A number of new studies have provided data on the long-term safety and efficacy of high-efficacy disease-modifying therapies in MS. The data were presented at the American Academy of Neurology (AAN) annual meeting, held April 2-7 in Seattle, Washington. The following is a summary of key studies.
Ocrelizumab: An earlier switch from interferon-beta to ocrelizumab reduces brain volume loss but does not result in a significantly lower number of new T2 or Gd+ lesions, according to six-year data from OPERA I/II (Arnold et al. AAN 2022; P6.002). At 6 years, continuous ocrelizumab was associated with a significant reduction in tissue loss in cortical grey matter, thalamus and cerebellum, but not in whole-brain atrophy or T1 lesion volume versus an interferon/ocrelizumab switch. There was no difference between the two groups in new/enlarging T2 or Gd+ T1 lesion count.
A retrospective chart review reported that infection risk in MS and NMO patients (n=291) increased after two years of continuous ocrelizumab or rituximab (Peters et al. AAN 2022; P13.011). Mean time on treatment was 46 months. During therapy, 43% of patients required antibiotics and 10% were hospitalized for infection. Infection rates increased after two years of treatment. Duration of therapy was the only factor associated with an increased risk of infection-related hospitalization.
Ofatumumab: Two long-term analyses were presented by Hauser et al. (AAN 2022; P5.004 and S14.004). Efficacy was evaluated in patients completing the phase III ASCLEPIOS I/II trials and who enrolled in the ALITHIOS long-term extension (n=1367). In the group on continuous ofatumumab there was sustained efficacy on all endpoints at four years. Annualized relapse rate (ARR) remained low (0.05); the estimated proportion with 6-month confirmed disability progression was 14.8% at 48 months. The mean number of Gd+ lesions was 0.01/scan; the mean number of new T2 lesions was 0.07. There were substantial reductions in ARR and lesion counts in the group that switched from teriflunomide to ofatumumab; results were similar to those seen with continuous ofatumumab. However, the estimated proportion with 6-month confirmed disability progression remained higher (18.3%) in the switch group at month 48.
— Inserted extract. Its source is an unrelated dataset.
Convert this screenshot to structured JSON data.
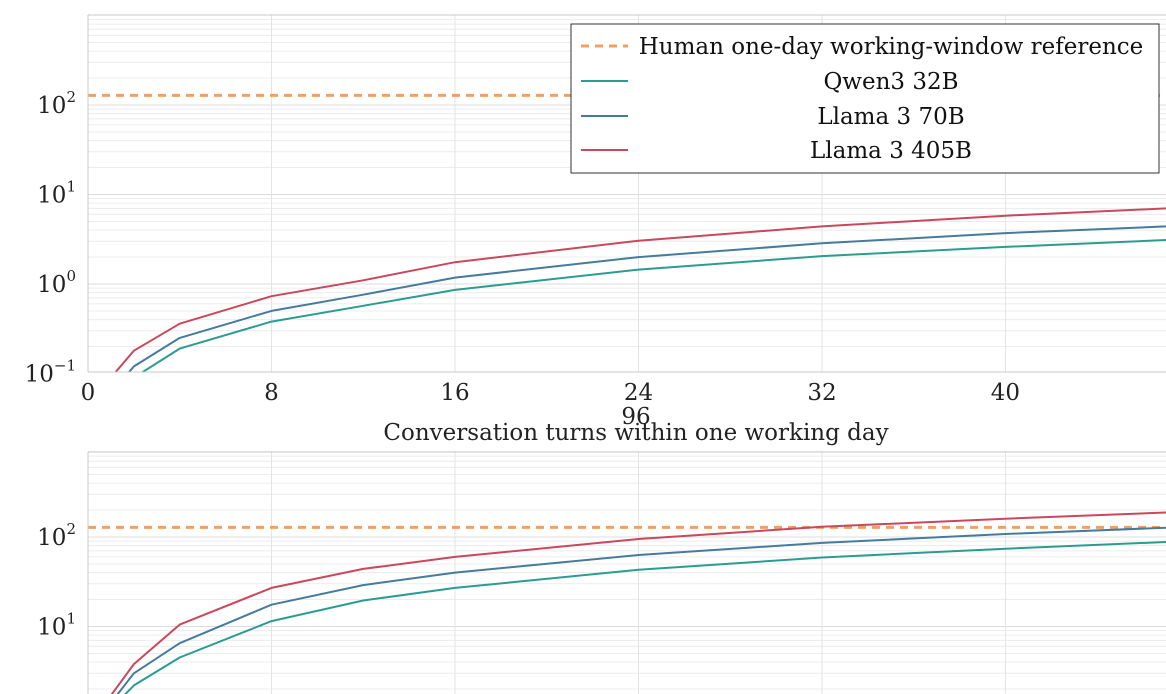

A safety analysis was performed of patients exposed to ofatumumab in the ASCLEPIOS I/II, APLIOS and APOLITOS studies (N=1969). Mean age was 38.7 years; mean time from MS diagnosis was 6.37 years; and mean EDSS score at baseline was 2.87. The median duration of drug exposure was 28.1 months. The most common adverse events were infections, such as nasopharyngitis (17.5%), upper respiratory tract infections (11.1%), urinary tract infections (10.9%), and COVID 19 (10.6%). The rate of serious infections was 4.01% (adjusted incidence 1.53/100 patient-years). One serious opportunistic infection (Pneumocystis jirovecii pneumonia) was recorded. As reported previously, mean serum IgG levels remained stable and above the lower limit of normal; IgM levels declined but remained above the LLN (see also Ofatumumab safety update: modest effect on Ig, NeuroSens, March 25, 2022). The malignancy rate was 0.86% (adjusted incidence 0.33/100 PY). There were six deaths, including two from COVID-19. The COVID-19 infection rate was 1.5% for fully-vaccinated patients and 2.0% for partially-vaccinated patients.
A separate safety analysis reported that 25.6% of patients on continuous ofatumumab experienced systemic injection-related reactions; 99.5% of reactions were mild-to-moderate in severity (Kramer et al. AAN 2022; S7.011). The most common systemic symptoms were fever, headache, chills and fatigue. Six reactions were considered serious (weakness requiring hospitalization, hypersensitivity reactions). No life-threatening injection reactions were seen.
Tolebrutinib: This Bruton’s tyrosine kinase (BTK) inhibitor is currently in development. In the phase II dose-finding study, subjects received one of four doses of tolebrutinib (5, 15, 30 or 60 mg/day) for 12 weeks (Reich et al. Lancet Neurol 2021;20:729-738). After a treatment gap of up to 21 weeks, patients could enroll in the extension phase at the same dose, then were switched to the 60-mg dose for the open-label phase III study. At 18 months, the most common adverse events were headache (12.8%), COVID-19 (12.8%), nasopharyngitis (10.4%), upper respiratory tract infection (8.0%) and arthralgia (5.6%) (Oh et al. AAN 2022; S14.003). No new safety signals were seen after switching to the higher dose.
MRI outcomes were also reported (Arnold et al. AAN 2022). In the group on continuous tolebrutinib 60 mg, the number of Gd+ lesions was low (0.47), the number of new/enlarging T2 lesions increased slightly from week 24 to weeks 48 and 72. Median volume of slowly-expanding lesions was substantially lower in the 60/60-mg group compared to the 30/60-mg group (283.5 vs. 675 mm3).